Dia Rekhi @ Chennai
Pharmacies are grappling with a shortage of medicines as a result of the recently implemented Goods and Services Tax. Many customers are having to go back empty-handed while others are stocking up on their regular medication, if it is available, so that their course isn’t disrupted.
Under the GST regime, most medicines are expected to be taxed at 12%, while essential drugs including insulin will be taxed at 5%. However, there is a churn happening at both the wholesale and retail level, that is affecting businesses and customers alike.
“It is quite a grave situation,” said a pharmacist based in Vepery, on the condition of anonymity. “A number of medicines are not available and no one seems to know what is happening. Of the 12 distributors that I get my stocks from, only three have medicines readily available.”
These pharmacists are at the receiving end of not just the big GST blow but also the disappointment and helplessness of patients.
“I have so many customers coming but hardly any medicines to sell,” said V Magesh, a pharmacist in Mylapore. “I know just how necessary a medicine can be for patients and the government should either have prepared us better for the transition or done it in a phased manner.
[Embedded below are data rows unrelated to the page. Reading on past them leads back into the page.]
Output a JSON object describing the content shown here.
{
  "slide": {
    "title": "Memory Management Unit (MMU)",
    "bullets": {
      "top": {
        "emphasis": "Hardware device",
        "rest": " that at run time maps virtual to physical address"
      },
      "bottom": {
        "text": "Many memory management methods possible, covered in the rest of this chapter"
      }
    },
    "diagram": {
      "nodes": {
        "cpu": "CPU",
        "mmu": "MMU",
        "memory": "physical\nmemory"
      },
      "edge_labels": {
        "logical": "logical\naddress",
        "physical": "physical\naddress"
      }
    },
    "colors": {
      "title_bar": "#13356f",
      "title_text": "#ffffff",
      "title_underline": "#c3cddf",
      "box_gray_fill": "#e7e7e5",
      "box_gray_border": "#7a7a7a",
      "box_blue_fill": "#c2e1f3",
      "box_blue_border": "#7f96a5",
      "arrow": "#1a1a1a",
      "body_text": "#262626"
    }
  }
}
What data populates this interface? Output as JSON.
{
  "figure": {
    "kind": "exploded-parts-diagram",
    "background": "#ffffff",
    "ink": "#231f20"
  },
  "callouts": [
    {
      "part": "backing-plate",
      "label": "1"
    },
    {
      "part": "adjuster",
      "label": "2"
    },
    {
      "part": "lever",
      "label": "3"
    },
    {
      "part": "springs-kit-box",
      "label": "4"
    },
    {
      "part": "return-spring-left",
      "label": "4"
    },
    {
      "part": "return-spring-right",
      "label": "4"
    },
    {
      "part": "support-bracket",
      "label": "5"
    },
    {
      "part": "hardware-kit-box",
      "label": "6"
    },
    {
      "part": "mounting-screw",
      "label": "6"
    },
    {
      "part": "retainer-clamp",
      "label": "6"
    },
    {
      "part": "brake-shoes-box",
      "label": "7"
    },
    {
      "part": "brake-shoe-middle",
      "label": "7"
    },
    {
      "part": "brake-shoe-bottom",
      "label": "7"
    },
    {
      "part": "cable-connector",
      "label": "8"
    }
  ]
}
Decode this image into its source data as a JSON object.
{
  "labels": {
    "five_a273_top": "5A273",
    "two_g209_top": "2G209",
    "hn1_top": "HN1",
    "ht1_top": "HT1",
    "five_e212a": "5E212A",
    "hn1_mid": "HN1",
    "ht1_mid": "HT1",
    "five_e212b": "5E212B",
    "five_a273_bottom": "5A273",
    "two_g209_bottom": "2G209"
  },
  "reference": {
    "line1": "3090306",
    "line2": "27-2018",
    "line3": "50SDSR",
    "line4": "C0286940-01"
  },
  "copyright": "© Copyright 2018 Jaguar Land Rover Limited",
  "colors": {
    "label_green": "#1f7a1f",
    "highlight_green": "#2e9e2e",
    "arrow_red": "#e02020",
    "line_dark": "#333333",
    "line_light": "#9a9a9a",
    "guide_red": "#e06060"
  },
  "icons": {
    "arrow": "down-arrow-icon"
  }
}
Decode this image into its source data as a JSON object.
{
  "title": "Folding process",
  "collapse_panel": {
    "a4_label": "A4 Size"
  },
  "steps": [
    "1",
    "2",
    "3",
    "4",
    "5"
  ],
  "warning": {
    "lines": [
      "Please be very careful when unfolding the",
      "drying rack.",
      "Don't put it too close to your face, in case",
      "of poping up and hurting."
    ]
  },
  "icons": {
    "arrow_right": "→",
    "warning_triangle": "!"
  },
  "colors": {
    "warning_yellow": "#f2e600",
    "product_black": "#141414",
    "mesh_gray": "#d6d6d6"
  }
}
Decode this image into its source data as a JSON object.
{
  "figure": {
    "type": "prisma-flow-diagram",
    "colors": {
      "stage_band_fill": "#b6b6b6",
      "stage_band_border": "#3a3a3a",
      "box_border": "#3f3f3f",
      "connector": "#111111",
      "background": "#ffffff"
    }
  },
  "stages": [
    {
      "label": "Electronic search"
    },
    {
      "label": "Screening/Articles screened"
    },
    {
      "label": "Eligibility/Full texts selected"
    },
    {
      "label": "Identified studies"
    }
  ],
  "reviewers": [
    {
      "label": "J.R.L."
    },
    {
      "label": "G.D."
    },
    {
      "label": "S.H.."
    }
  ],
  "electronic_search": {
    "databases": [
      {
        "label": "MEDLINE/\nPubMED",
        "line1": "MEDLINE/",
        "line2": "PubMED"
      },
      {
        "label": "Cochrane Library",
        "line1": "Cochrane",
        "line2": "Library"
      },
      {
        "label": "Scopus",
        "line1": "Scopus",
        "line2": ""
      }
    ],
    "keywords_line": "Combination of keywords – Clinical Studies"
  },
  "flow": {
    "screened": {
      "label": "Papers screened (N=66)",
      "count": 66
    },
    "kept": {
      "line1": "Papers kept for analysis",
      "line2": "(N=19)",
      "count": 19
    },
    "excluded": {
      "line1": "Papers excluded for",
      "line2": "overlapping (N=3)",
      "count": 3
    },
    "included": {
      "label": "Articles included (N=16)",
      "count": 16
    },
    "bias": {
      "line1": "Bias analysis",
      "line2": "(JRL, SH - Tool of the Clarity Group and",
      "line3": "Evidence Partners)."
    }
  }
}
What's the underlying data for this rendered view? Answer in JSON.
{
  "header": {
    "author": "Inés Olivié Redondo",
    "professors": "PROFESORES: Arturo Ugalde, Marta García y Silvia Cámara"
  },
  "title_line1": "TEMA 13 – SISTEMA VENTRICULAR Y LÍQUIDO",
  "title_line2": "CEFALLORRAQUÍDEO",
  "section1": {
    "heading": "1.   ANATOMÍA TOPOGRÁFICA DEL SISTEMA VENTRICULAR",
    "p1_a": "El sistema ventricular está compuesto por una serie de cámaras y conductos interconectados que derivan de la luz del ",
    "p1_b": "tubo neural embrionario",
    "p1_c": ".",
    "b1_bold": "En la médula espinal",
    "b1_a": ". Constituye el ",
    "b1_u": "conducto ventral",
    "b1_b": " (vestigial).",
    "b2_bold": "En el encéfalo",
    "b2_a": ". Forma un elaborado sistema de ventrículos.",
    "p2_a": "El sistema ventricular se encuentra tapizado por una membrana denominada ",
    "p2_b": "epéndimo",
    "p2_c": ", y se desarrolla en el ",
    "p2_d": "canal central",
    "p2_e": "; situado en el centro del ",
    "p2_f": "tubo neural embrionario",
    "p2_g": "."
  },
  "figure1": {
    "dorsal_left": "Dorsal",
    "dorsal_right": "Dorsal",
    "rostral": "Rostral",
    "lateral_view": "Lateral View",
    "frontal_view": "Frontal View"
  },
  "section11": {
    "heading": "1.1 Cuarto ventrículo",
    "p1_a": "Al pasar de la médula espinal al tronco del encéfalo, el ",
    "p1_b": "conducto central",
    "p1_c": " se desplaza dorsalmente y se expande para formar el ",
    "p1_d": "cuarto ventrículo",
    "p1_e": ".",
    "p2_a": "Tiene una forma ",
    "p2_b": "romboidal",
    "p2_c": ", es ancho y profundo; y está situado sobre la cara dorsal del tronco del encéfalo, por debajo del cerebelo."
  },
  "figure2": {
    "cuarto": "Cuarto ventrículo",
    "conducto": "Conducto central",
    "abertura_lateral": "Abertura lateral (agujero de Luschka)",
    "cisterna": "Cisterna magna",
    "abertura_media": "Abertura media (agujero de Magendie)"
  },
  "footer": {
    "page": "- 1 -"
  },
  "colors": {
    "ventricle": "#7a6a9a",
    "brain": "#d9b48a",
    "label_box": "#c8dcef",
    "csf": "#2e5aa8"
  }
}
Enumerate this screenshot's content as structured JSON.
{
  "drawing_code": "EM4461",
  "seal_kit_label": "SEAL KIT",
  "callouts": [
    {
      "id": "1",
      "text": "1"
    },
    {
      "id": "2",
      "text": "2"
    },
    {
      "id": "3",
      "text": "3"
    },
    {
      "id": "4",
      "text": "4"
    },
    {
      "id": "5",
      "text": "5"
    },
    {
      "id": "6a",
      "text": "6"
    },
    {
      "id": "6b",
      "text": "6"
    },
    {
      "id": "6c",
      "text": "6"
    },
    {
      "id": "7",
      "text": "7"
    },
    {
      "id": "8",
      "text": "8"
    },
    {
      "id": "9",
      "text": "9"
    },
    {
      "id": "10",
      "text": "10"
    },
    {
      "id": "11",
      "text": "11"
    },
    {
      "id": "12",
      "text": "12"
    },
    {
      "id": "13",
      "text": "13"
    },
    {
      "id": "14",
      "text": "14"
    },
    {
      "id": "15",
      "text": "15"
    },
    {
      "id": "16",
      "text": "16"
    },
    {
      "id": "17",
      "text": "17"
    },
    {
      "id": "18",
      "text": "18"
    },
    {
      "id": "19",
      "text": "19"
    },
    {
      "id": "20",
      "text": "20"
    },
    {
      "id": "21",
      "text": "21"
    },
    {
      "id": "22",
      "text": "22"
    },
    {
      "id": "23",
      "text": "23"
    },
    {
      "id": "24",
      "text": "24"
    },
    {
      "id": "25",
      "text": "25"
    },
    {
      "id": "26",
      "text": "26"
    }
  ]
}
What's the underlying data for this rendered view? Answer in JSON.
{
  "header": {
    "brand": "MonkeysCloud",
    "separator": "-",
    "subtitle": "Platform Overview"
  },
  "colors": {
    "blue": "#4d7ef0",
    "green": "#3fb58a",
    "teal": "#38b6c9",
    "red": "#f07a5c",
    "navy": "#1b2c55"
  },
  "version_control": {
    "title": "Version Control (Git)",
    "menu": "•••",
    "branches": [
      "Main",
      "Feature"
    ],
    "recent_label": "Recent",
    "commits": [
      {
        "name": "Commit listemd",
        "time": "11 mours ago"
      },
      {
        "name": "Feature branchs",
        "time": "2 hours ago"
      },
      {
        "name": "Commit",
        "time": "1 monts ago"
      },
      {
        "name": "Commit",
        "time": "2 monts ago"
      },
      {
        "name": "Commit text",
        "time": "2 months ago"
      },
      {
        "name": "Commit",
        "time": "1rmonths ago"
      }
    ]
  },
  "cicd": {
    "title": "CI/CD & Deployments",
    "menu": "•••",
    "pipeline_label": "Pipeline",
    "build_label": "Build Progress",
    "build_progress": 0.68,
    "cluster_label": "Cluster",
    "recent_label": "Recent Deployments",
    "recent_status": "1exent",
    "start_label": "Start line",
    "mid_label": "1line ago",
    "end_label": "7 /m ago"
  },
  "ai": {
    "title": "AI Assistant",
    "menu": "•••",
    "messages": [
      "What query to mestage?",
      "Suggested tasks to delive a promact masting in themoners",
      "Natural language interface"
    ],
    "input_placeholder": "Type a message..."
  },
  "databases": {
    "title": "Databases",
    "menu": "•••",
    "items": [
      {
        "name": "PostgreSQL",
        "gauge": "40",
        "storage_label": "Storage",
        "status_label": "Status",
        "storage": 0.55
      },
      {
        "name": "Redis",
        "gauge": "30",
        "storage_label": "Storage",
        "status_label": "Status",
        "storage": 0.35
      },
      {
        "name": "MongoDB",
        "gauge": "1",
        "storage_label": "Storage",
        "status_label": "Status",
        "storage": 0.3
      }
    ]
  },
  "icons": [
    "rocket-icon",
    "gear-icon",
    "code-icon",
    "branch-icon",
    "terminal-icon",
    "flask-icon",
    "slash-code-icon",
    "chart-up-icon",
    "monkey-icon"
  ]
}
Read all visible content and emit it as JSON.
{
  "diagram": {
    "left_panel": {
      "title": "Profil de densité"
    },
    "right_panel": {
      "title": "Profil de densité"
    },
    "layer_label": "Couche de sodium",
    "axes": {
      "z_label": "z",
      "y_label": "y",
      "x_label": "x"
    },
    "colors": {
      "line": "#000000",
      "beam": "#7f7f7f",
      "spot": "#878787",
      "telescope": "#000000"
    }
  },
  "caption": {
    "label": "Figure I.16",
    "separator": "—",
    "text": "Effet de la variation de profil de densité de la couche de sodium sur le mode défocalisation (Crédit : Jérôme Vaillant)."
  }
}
In his rush to reform, the Prime Minister should not forget that things cannot change overnight.”
Most of the pharmacists in the city have been selling drugs at the old rates without adding the current levy. However, they do not know how long they will be able to keep up this practice as they feel they are the ones at the losing end.
“We are really in a fix,” said another pharmacist in Adyar. “We don’t have the medicines with the new rates neither can we add the levy to the old stocks and sell it to customers. How are we expected to run a business in this environment? Sure, GST will be great in the long run but who will reimburse us for the losses in the interim?”
However, the customer are the ones facing the hardest time. For Sheila Bedi, who lives in Dubai and was in India recently, GST was a spoke in the wheel as she banks on getting her medication on her visit to India.
“My medication is not available in Dubai,” said Bedi. “I am on long term treatment which is why I purchase medicines for a six month course when I am in India. This time though I could not because my regular supplier could not arrange the medicines in time because of a shortage due to GST.”
Bedi, however, managed to find a pharmacist who had some stock so she bought enough to last her for four months. “I don’t know what I will do once it runs out,” she said. “Either I will have to make a trip to India or it will have to be sent through someone as most courier services don’t accept medication. It will be a real task but will have to be done because the medication is a necessity.”
Another patient, Shankar*, was not able to get his medication for diabetes in any of the pharmacies near his home.
“None of the pharmacies in Neelankarai seem to have my medicine,” Shankar said. “My doctor is in Vannandurai so I am rushing there now. I generally take six tablets of which I got four, I will hopefully get the other two at the pharmacy near the doctor’s clinic.”
Shankar* bought enough medication to last him over a month. “I don’t trust Modi. He keeps springing up surprises, yesterday it was demonetization, today it is GST, tomorrow God knows what else he will say! In the bargain, my health should not suffer!”